Post Modernism says: No need to reject the past, let's reinvent it: no need to reject media, let's appropriate it. Art can be anything, it can be infused with deep spiritual meaning or have no meaning whatsoever, or it can be both-simultaneously! It can be a reproduction of a reproduction or it can be graffiti. The work of the lone white male artist no longer represents sublime achievement. Group efforts and collaborations are also valid. Women and non-white ethnicities also deserve an equal place and a voice in the American cultural dialog.

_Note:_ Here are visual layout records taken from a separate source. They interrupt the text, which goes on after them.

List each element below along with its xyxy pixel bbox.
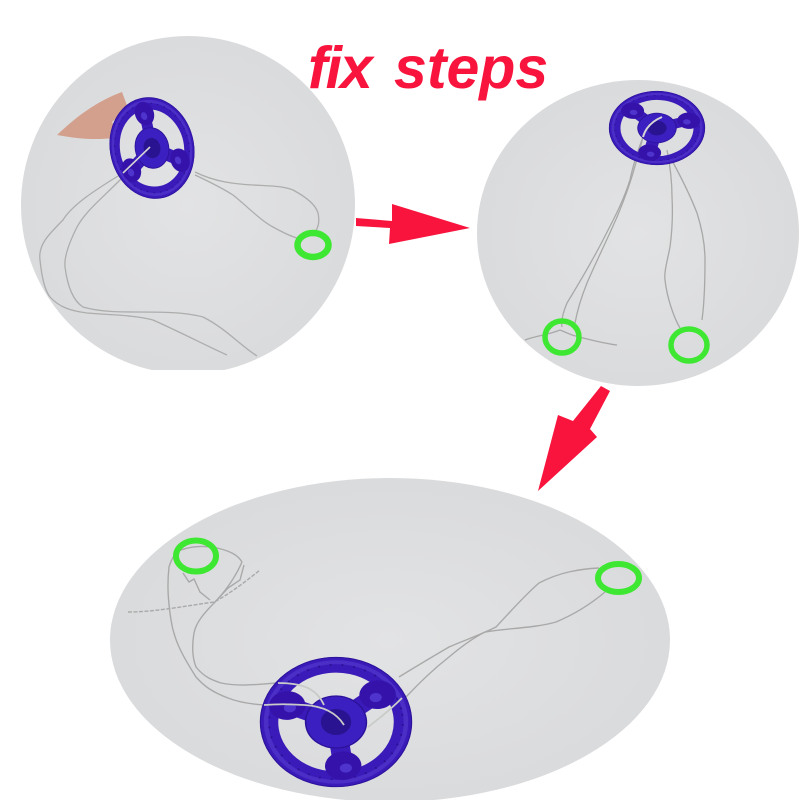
title: fix [308, 35, 375, 101]
icon: strings over wheel [264, 683, 402, 727]
icon: blue wheel [600, 84, 714, 172]
icon: strings [525, 117, 705, 345]
panel: step 3 photo [110, 478, 670, 800]
icon: large blue wheel [251, 649, 421, 795]
arrow: step 1 to step 2 [356, 204, 470, 244]
icon: green ring left [176, 540, 216, 572]
icon: green ring left [545, 321, 579, 353]
icon: blue wheel [109, 97, 195, 199]
panel: step 2 photo [477, 80, 799, 386]
arrow: step 2 to step 3 [538, 386, 610, 491]
icon: green ring right [671, 329, 707, 361]
title: steps [394, 35, 548, 101]
panel: step 1 photo [21, 36, 355, 374]
icon: green ring right [598, 564, 639, 592]
title [308, 35, 548, 101]
icon: green ring [298, 233, 328, 257]
icon: string loop left [39, 172, 320, 356]
icon: hand holding wheel [57, 92, 128, 139]
icon: strings [128, 546, 605, 705]
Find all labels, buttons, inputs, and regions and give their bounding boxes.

With Post Modernism, a way began to open for those who were previously marginalized.
In the Introduction to Post Modern Theory: Critical Interrogations, editors Stephen Best and Douglas Kellner explain Post Modernist theoretical scuffles:
Post modernism has been challenged as relativistic, irrational and nihilistic. No less an historian than Arnold Toynbee refuted Post modernism's free-for-all multidisciplinary embracing of styles, interpretations and questions as a fundamental break with history as we know it. Post modernism's proponents argue that it is a philosophy of multiplicity, plurality, and yes, fragmentation and indeterminacy, but that those qualities are a necessary part of any theory which intends to 'close the gap between art, the audience, the critic and the layperson'. 29
Post Modernism decries Modernist isolation and elitism and so challenges the foundations of Western European ideology. Ethnocentrism is stripped of its moral authority in a pluralistic world. Post Modernism is a repudiation of Anglo-Saxonist Eurocentric cultural systems and their global hegemony. Post Modernism addresses the pathos of the present with the laughter of enlightenment, and in that moment of realization, points the way to the possibility of a much more complex, accessible world for artists, critics, audiences and laypersons.
Does this mean that we will no longer adhere to an aesthetic? That there is no longer a need for "formal" critiques of art. That "anything goes"? Is the marketplace the final arbiter of everything, and in this cultural free-for-all, have we not returned to the very "It's art because I say it is" of Duchamp? Do Modernist cultural objectives still apply? Is the easel painting valid? Should white men make art? If everything is art, then why say anything is art?
The underlying issue is really about power: what is art and who controls the definition? Is it the gallery owner or museum curator, the critic or the scholar, the teacher or the artist him-or-herself, or is it the consumer whose money provides fuel for aesthetic enterprises? "Post modernism is impure. It knows about shortages. It knows about inflation and devaluation...its method is synthesis rather than analysis. It is style-free and free-style. Playful and full of doubt, it denies nothing...structured by time rather than form, concerned with context instead of style, it uses memory, research, confession, fiction-with irony, whimsy, and disbelief.""30
Whatever may be said by its critics, Post Modernism opened cultural floodgates, admitting marginalized artists of every ethnicity and cultural persuasion and provided the political and theoretical basis for acknowledging the present multiplicity of artforms and expressions.